Było ono przedmiotem zarówno licznych wystąpień wskazujących na potrzebę zmiany obowiązującego w tym zakresie stanu prawnego, jak również wniosków do Trybunału Konstytucyjnego, które były kierowane w przeszłości. Niestety, nawet jeśli te wnioski były przez Trybunał uwzględniane, to orzeczenia nie doprowadziły do zgodności obowiązującego prawodawstwa ze standardem konstytucyjnym – zauważył ZRPO. Jako przykład wskazał na wyrok z 12 grudnia 2005 roku oraz wyrok w sprawie czterech łącznie wniosków – wniosku RPO i trzech wniosków Prokuratora Generalnego z 30 lipca 2014 roku.

Stanisław Trociuk nawiązał do 2016 roku, kiedy dochodziło do istotnej zmiany przepisów prawa w zakresie kontroli operacyjnej. Rzecznik złożył wtedy trzy wnioski do TK, dotyczące zarówno kontroli operacyjnej prowadzonej w trybie procesowym, jak również kontroli operacyjnej prowadzonej w trybie pozaprocesowym oraz ustawy o działaniach antyterrorystycznych.

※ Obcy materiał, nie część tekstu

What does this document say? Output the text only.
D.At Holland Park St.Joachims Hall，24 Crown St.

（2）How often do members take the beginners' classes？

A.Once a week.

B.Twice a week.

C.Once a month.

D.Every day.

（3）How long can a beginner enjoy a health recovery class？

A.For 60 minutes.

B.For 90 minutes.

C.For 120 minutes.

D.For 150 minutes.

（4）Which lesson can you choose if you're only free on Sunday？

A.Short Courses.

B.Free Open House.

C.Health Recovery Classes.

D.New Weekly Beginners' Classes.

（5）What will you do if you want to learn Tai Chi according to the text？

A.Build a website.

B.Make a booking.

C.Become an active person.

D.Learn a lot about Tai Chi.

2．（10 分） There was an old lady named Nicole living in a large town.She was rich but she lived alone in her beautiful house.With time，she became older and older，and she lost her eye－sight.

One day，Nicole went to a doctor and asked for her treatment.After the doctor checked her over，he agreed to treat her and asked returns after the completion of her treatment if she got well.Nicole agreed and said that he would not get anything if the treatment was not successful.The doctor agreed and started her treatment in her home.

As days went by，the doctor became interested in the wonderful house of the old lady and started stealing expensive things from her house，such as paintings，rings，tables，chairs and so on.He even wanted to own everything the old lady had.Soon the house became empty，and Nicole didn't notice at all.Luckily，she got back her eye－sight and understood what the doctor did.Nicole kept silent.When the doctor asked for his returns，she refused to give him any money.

Niestety nie doszło wtedy do merytorycznego rozpoznania tych wniosków, ponieważ ze względu na niezgodną z prawem zmianę składów orzekających Rzecznik został zmuszony do cofnięcia wniosków. - Postępowanie byłoby już ze swojej istoty dotknięte określonymi wadami prawnymi – zwrócił uwagę zastępca RPO. Dodał, że postępująca i potwierdzona w orzecznictwie Europejskiego Trybunału Praw Człowieka dysfunkcja polskiego Trybunału Konstytucyjnego uniemożliwiła kierowanie po raz kolejny wniosków do tego organu.

Wciąż istnieje konieczność pełnego wykonania wyroku TK z 30 lipca 2014 roku, jak również wyroku ETPC w sprawie Pietrzak i Bychawska-Siniarska p. Polsce. W dalszym ciągu jest również problem niewykonania postanowienia sygnalizacyjnego TK z 25 stycznia 2016 roku, które jest pokłosiem wyroku Trybunału z 12 grudnia 2005 roku.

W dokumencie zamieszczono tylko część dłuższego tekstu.